Le régulateur des changes chinois a alloué 5,3 milliards de dollars de nouveaux quotas d'investissement à l'étranger, la plus forte expansion unique du programme QDII en cinq ans.
Le régulateur des changes chinois a alloué 5,3 milliards de dollars de nouveaux quotas d'investissement à l'étranger, la plus forte expansion unique du programme QDII en cinq ans.

Le régulateur des changes chinois a alloué 5,3 milliards de dollars de nouveaux quotas d'investissement à l'étranger, la plus forte expansion unique du programme QDII en cinq ans.
La SAFE de la Chine a alloué 5,3 milliards de dollars de nouveaux quotas QDII à 78 institutions, la plus forte expansion unique depuis 2021, alors que Pékin démontre son engagement en faveur de la libéralisation financière tout en maintenant un contrôle strict sur les capitaux sortant par d'autres canaux.
« Les nouveaux quotas soutiennent mieux les entités nationales dans l'allocation d'actifs mondiale », a déclaré Zhu Hexin, vice-gouverneur de la Banque populaire de Chine et directeur de la SAFE, lors du Forum de Lujiazui 2026, le 17 juin.
Les sociétés de valeurs mobilières et de fonds ont reçu la plus grande part, soit 2,99 milliards de dollars, environ 56 % du total. Les assureurs ont obtenu 1,32 milliard de dollars, tandis que les banques ont reçu 990 millions de dollars. Ces allocations portent le quota QDII total en cours à environ 176 milliards de dollars, selon les données de la SAFE.
Cette expansion donne aux investisseurs institutionnels chinois une plus grande capacité à se diversifier vers les actions, obligations et instruments du marché monétaire étrangers, ce qui pourrait acheminer des milliards de dollars vers les marchés mondiaux tout en soulageant la demande refoulée d'exposition à l'étranger. Le programme QDII, créé en 2006, reste l'un des rares canaux légaux permettant aux capitaux continentaux d'investir à l'étranger, et Pékin l'a utilisé comme une valve calibrée — élargissant les quotas quand elle veut démontrer son ouverture tout en maintenant la stabilité du yuan.

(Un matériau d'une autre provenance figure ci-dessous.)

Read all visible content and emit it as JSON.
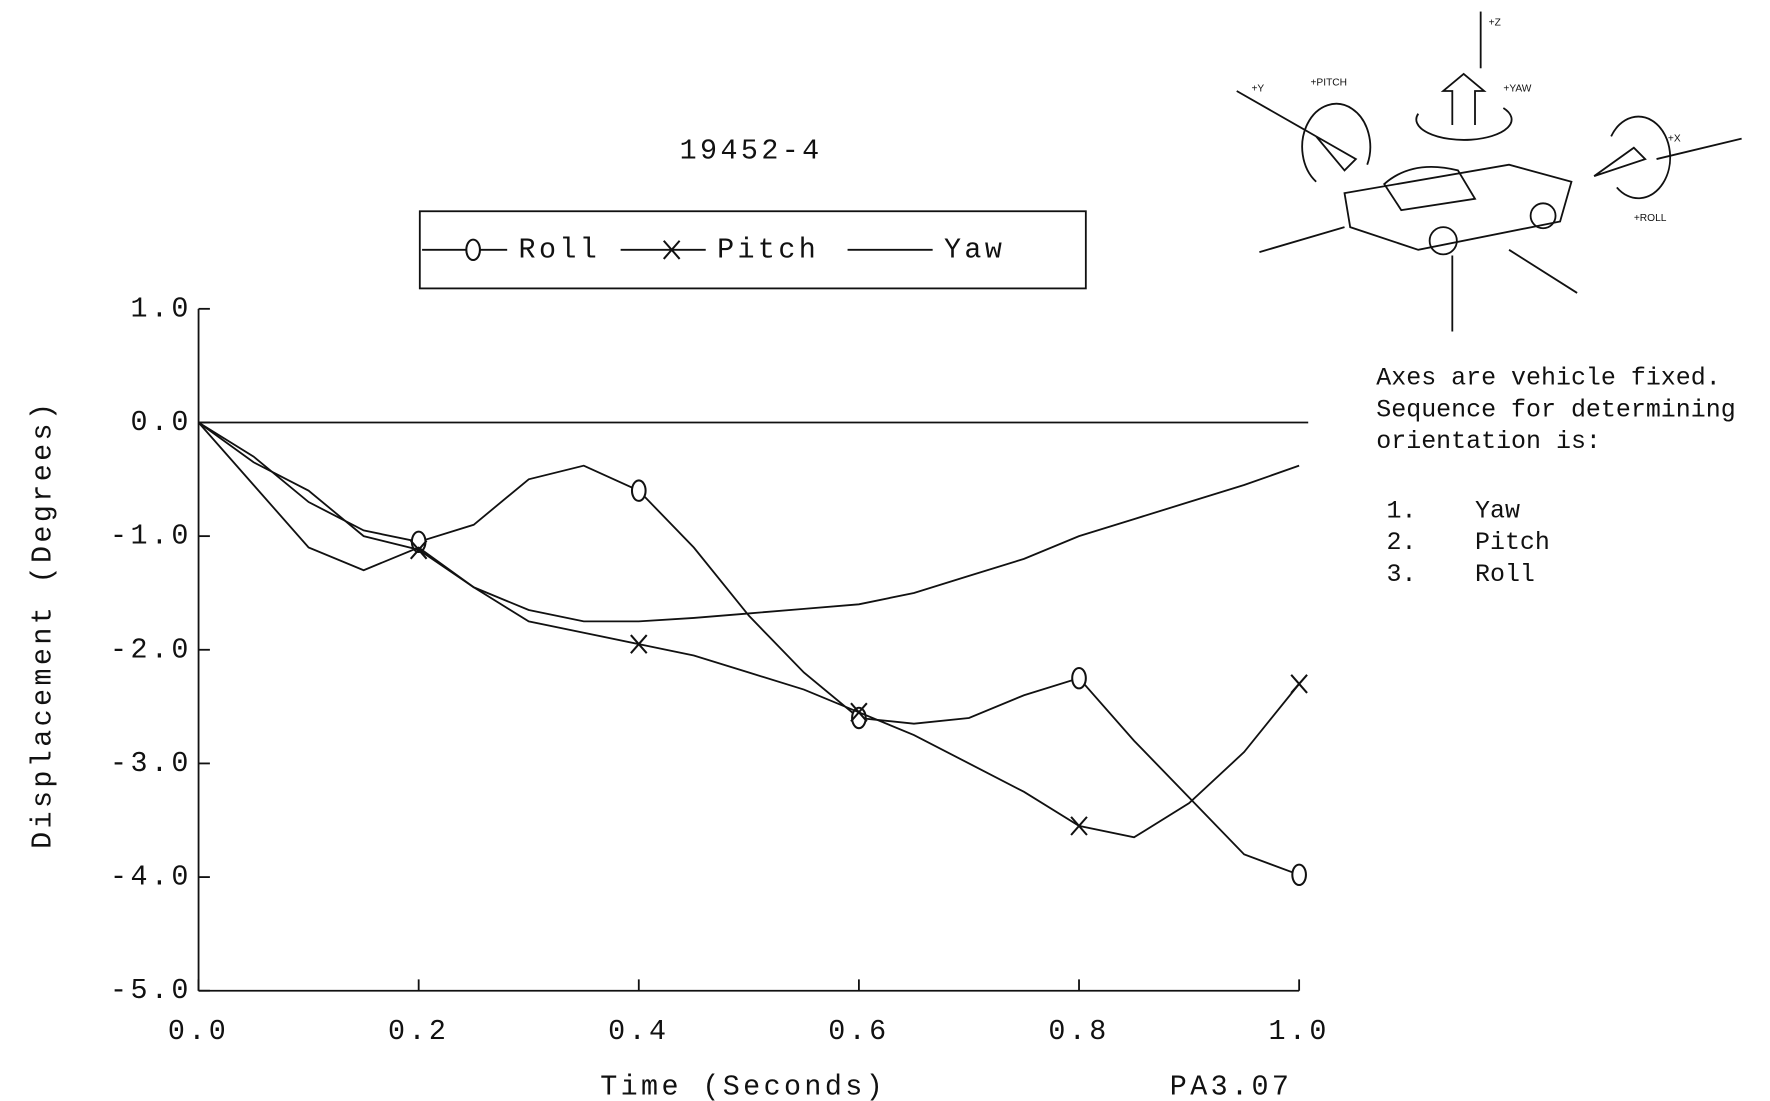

L'allocation a suivi l'annonce fin mars par la SAFE de son intention de lancer une nouvelle série de quotas et coïncide avec une période de relative stabilité du yuan qui donne aux décideurs politiques une plus grande marge de manœuvre pour assouplir les sorties de capitaux. Le yuan onshore a évolué dans une fourchette étroite face au dollar ces derniers mois, réduisant le risque que des quotas QDII supplémentaires ne déclenchent des pressions déstabilisatrices sur la dépréciation.
La répartition par type d'institution reflète les priorités stratégiques de Pékin. Les sociétés de valeurs mobilières, qui ont capté plus de la moitié des nouveaux quotas, sont les mieux placées pour canaliser les fonds vers les marchés mondiaux d'actions et de titres à revenu fixe. Les assureurs, avec leurs passifs à long terme, ont reçu un quart de l'allocation, ciblant probablement les obligations étrangères et les actifs d'infrastructure. Les banques ont complété le solde avec 990 millions de dollars.

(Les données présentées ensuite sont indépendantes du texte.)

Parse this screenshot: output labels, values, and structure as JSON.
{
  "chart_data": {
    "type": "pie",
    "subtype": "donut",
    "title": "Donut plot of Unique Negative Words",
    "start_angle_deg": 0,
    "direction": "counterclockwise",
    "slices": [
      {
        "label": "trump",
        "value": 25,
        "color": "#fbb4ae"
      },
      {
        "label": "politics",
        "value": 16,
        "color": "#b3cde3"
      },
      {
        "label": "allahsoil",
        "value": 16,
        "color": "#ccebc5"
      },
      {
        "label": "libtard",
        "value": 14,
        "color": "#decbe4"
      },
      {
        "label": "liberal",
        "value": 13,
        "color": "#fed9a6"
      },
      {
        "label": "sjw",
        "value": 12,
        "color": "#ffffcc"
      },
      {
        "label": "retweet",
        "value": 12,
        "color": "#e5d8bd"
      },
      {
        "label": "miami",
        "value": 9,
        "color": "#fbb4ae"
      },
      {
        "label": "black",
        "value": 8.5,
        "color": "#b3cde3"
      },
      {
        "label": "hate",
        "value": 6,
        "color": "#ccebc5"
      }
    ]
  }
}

Cette expansion intervient alors que l'ouverture financière globale de la Chine progresse de manière inégale. Alors que le programme QDII a connu une croissance régulière — les quotas totaux sont passés d'environ 100 milliards de dollars en 2019 à 176 milliards de dollars aujourd'hui — d'autres canaux de libéralisation du compte de capital, tels que les programmes Stock Connect et Bond Connect, ont connu une expansion plus mesurée. Ce contraste souligne la préférence de Pékin pour des sorties de capitaux contrôlées et gérées par des intermédiaires plutôt que pour une fuite des capitaux tirée par les investisseurs particuliers.
Pour les investisseurs mondiaux, l'expansion du QDII représente une source potentielle de demande supplémentaire pour les actifs offshore. Les institutions chinoises gérant les nouveaux quotas alloueront probablement leurs investissements entre les bons du Trésor américain, les actions des marchés développés et les actions cotées à Hong Kong, offrant un vent modéré favorable à ces marchés. L'impact sera progressif : les quotas QDII représentent une capacité autorisée, non un déploiement effectif, et les institutions utilisent généralement leurs allocations sur plusieurs trimestres.
Cet article est fourni à titre d'information uniquement et ne constitue pas un conseil en investissement.